Paulo Freire, um dos grandes pensadores da educação brasileira, disse em sua obra, Pedagogia da Autonomia, que “ensinar não é transmitir conhecimento mas criar as possibilidades para a sua própria produção ou a sua construção”.
A ideia do conhecimento como algo vivo, mutável e passível de ser construído a partir de processos coletivos nos faz imaginar como encaixar uma prática mais alinhada às trocas entre professores e alunos, mesmo em ambientes que normalmente funcionam a partir de modelos mais tradicionais.
Em uma sociedade cada vez mais ligada à troca de informações e à interação, como construir um modelo de ensino que abrace a capacidade dos discentes e docentes de traçar correlações entre suas rotinas, experiências, conhecimentos e o conteúdo que precisa ser trabalhado em determinadas formações?

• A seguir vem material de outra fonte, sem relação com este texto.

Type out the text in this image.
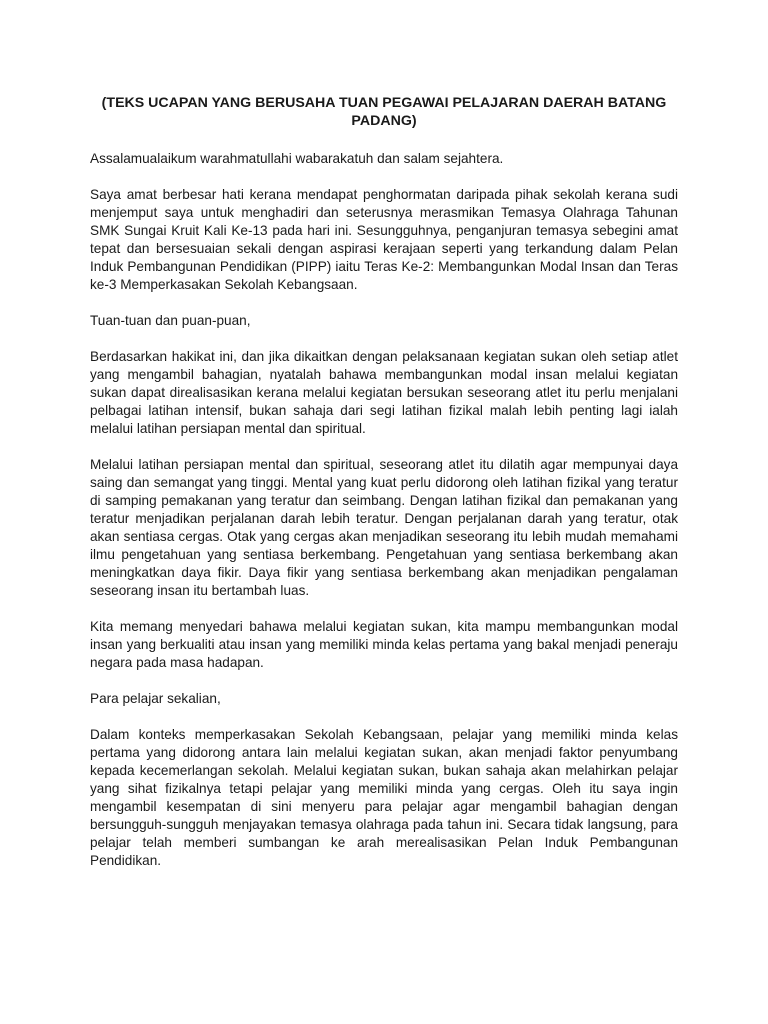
(TEKS UCAPAN YANG BERUSAHA TUAN PEGAWAI PELAJARAN DAERAH BATANG PADANG)

Assalamualaikum warahmatullahi wabarakatuh dan salam sejahtera.

Saya amat berbesar hati kerana mendapat penghormatan daripada pihak sekolah kerana sudi menjemput saya untuk menghadiri dan seterusnya merasmikan Temasya Olahraga Tahunan SMK Sungai Kruit Kali Ke-13 pada hari ini. Sesungguhnya, penganjuran temasya sebegini amat tepat dan bersesuaian sekali dengan aspirasi kerajaan seperti yang terkandung dalam Pelan Induk Pembangunan Pendidikan (PIPP) iaitu Teras Ke-2: Membangunkan Modal Insan dan Teras ke-3 Memperkasakan Sekolah Kebangsaan.

Tuan-tuan dan puan-puan,

Berdasarkan hakikat ini, dan jika dikaitkan dengan pelaksanaan kegiatan sukan oleh setiap atlet yang mengambil bahagian, nyatalah bahawa membangunkan modal insan melalui kegiatan sukan dapat direalisasikan kerana melalui kegiatan bersukan seseorang atlet itu perlu menjalani pelbagai latihan intensif, bukan sahaja dari segi latihan fizikal malah lebih penting lagi ialah melalui latihan persiapan mental dan spiritual.

Melalui latihan persiapan mental dan spiritual, seseorang atlet itu dilatih agar mempunyai daya saing dan semangat yang tinggi. Mental yang kuat perlu didorong oleh latihan fizikal yang teratur di samping pemakanan yang teratur dan seimbang. Dengan latihan fizikal dan pemakanan yang teratur menjadikan perjalanan darah lebih teratur. Dengan perjalanan darah yang teratur, otak akan sentiasa cergas. Otak yang cergas akan menjadikan seseorang itu lebih mudah memahami ilmu pengetahuan yang sentiasa berkembang. Pengetahuan yang sentiasa berkembang akan meningkatkan daya fikir. Daya fikir yang sentiasa berkembang akan menjadikan pengalaman seseorang insan itu bertambah luas.

Kita memang menyedari bahawa melalui kegiatan sukan, kita mampu membangunkan modal insan yang berkualiti atau insan yang memiliki minda kelas pertama yang bakal menjadi peneraju negara pada masa hadapan.

Para pelajar sekalian,

Dalam konteks memperkasakan Sekolah Kebangsaan, pelajar yang memiliki minda kelas pertama yang didorong antara lain melalui kegiatan sukan, akan menjadi faktor penyumbang kepada kecemerlangan sekolah. Melalui kegiatan sukan, bukan sahaja akan melahirkan pelajar yang sihat fizikalnya tetapi pelajar yang memiliki minda yang cergas. Oleh itu saya ingin mengambil kesempatan di sini menyeru para pelajar agar mengambil bahagian dengan bersungguh-sungguh menjayakan temasya olahraga pada tahun ini. Secara tidak langsung, para pelajar telah memberi sumbangan ke arah merealisasikan Pelan Induk Pembangunan Pendidikan.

Podemos dizer que, para abarcar essa dimensão interacional da educação, é preciso estabelecer diálogos, e é sobre isso que falaremos neste post. Quer conhecer um pouco sobre a educação dialógica? Então continue essa leitura!
O que é educação dialógica?
Segundo Paulo Freire podemos entender a educação dialógica como um encontro de sujeitos, em que se busca o conhecimento. Para ele, a capacidade de estabelecer diálogos na educação é o que pode elevar o processo educacional a uma esfera libertadora para os sujeitos que dela fazem parte.
Sendo assim, todos nós, homens e mulheres, somos, para Freire, sujeitos do conhecimento, o que não necessariamente tem a ver com uma relação entre aprendiz e aprendizado, mas com as redes que se formam entre as pessoas e o conhecimento. Dessa forma nos tornamos coparticipantes no processo de conhecer algo, utilizando a comunicação como base, por meio de sistemas linguísticos.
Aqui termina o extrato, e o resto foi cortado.